Mme Valérie Létard, secrétaire d'État chargée de la solidarité .  - Le 25 mars, le Président de la République s'est rendu à Tarbes. La prise en charge des personnes fragiles, et notamment des personnes handicapées, est au coeur de ses préoccupations : il en a fait une priorité présidentielle. Il a répété qu'il tiendrait ses promesses : au 1er septembre 2008, l'AAH sera revalorisée de 5 %. (Exclamations à gauche)
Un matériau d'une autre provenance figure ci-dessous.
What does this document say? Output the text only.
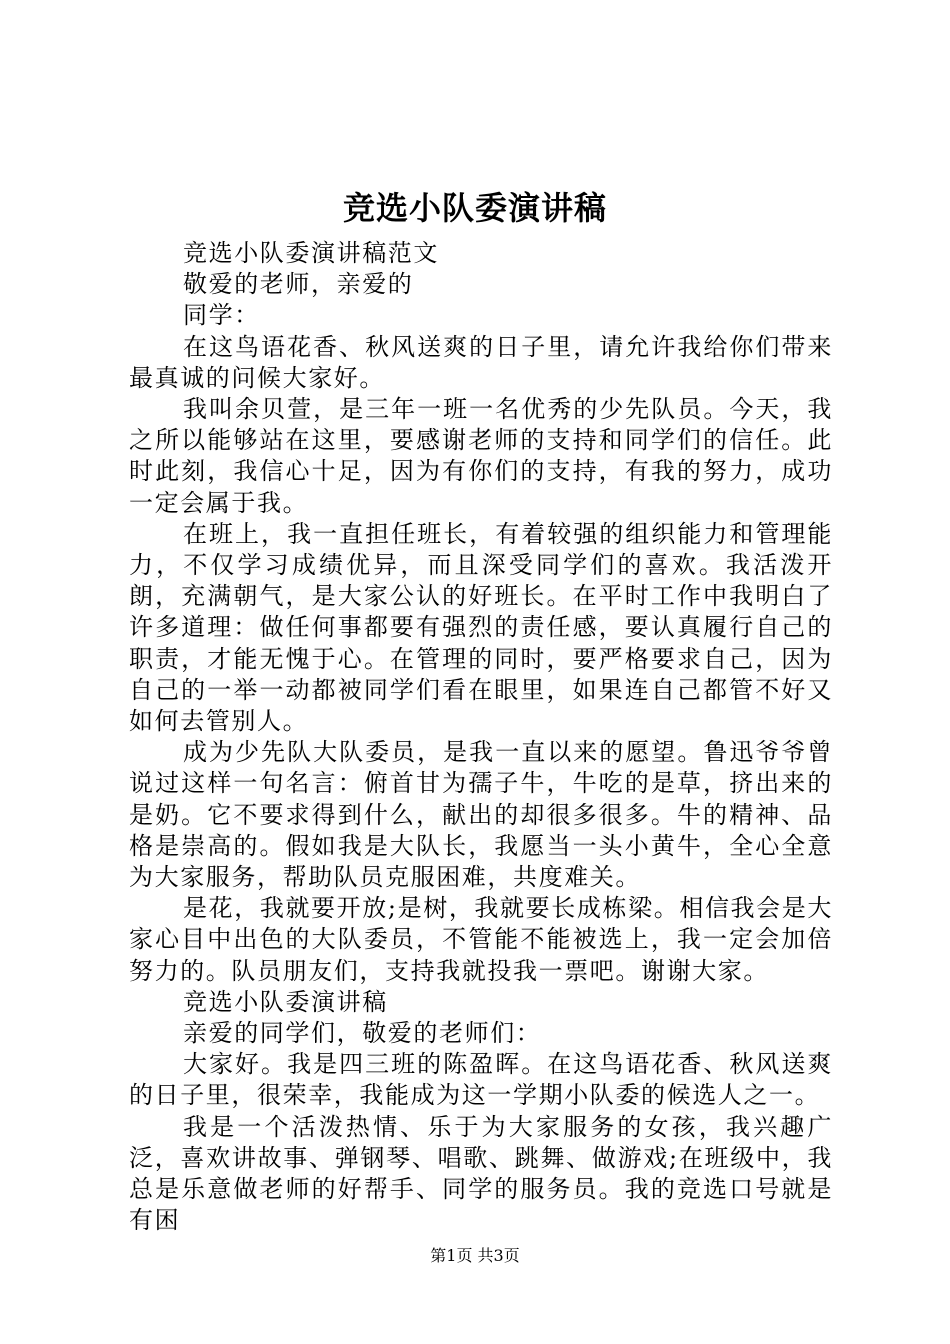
竞选小队委演讲稿

竞选小队委演讲稿范文

敬爱的老师，亲爱的

同学：

在这鸟语花香、秋风送爽的日子里，请允许我给你们带来最真诚的问候大家好。

我叫余贝萱，是三年一班一名优秀的少先队员。今天，我之所以能够站在这里，要感谢老师的支持和同学们的信任。此时此刻，我信心十足，因为有你们的支持，有我的努力，成功一定会属于我。

在班上，我一直担任班长，有着较强的组织能力和管理能力，不仅学习成绩优异，而且深受同学们的喜欢。我活泼开朗，充满朝气，是大家公认的好班长。在平时工作中我明白了许多道理：做任何事都要有强烈的责任感，要认真履行自己的职责，才能无愧于心。在管理的同时，要严格要求自己，因为自己的一举一动都被同学们看在眼里，如果连自己都管不好又如何去管别人。

成为少先队大队委员，是我一直以来的愿望。鲁迅爷爷曾说过这样一句名言：俯首甘为孺子牛，牛吃的是草，挤出来的是奶。它不要求得到什么，献出的却很多很多。牛的精神、品格是崇高的。假如我是大队长，我愿当一头小黄牛，全心全意为大家服务，帮助队员克服困难，共度难关。

是花，我就要开放;是树，我就要长成栋梁。相信我会是大家心目中出色的大队委员，不管能不能被选上，我一定会加倍努力的。队员朋友们，支持我就投我一票吧。谢谢大家。

竞选小队委演讲稿

亲爱的同学们，敬爱的老师们：

大家好。我是四三班的陈盈晖。在这鸟语花香、秋风送爽的日子里，很荣幸，我能成为这一学期小队委的候选人之一。

我是一个活泼热情、乐于为大家服务的女孩，我兴趣广泛，喜欢讲故事、弹钢琴、唱歌、跳舞、做游戏;在班级中，我总是乐意做老师的好帮手、同学的服务员。我的竞选口号就是有困

第1页 共3页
Aujourd'hui, 250 000 personnes reconnues travailleurs handicapés n'ont pas accès à l'emploi. Il faut engager des mesures pour y remédier, certaines dès à présent, d'autres dans le cadre d'un pacte national pour l'emploi des personnes handicapées qui sera présenté lors de la conférence nationale sur le handicap le 10 juin prochain, que le Président de la République présidera lui-même.

Il n'y a pas que la question des ressources. Aujourd'hui, 23 000 entreprises ne recrutent aucun travailleur handicapé.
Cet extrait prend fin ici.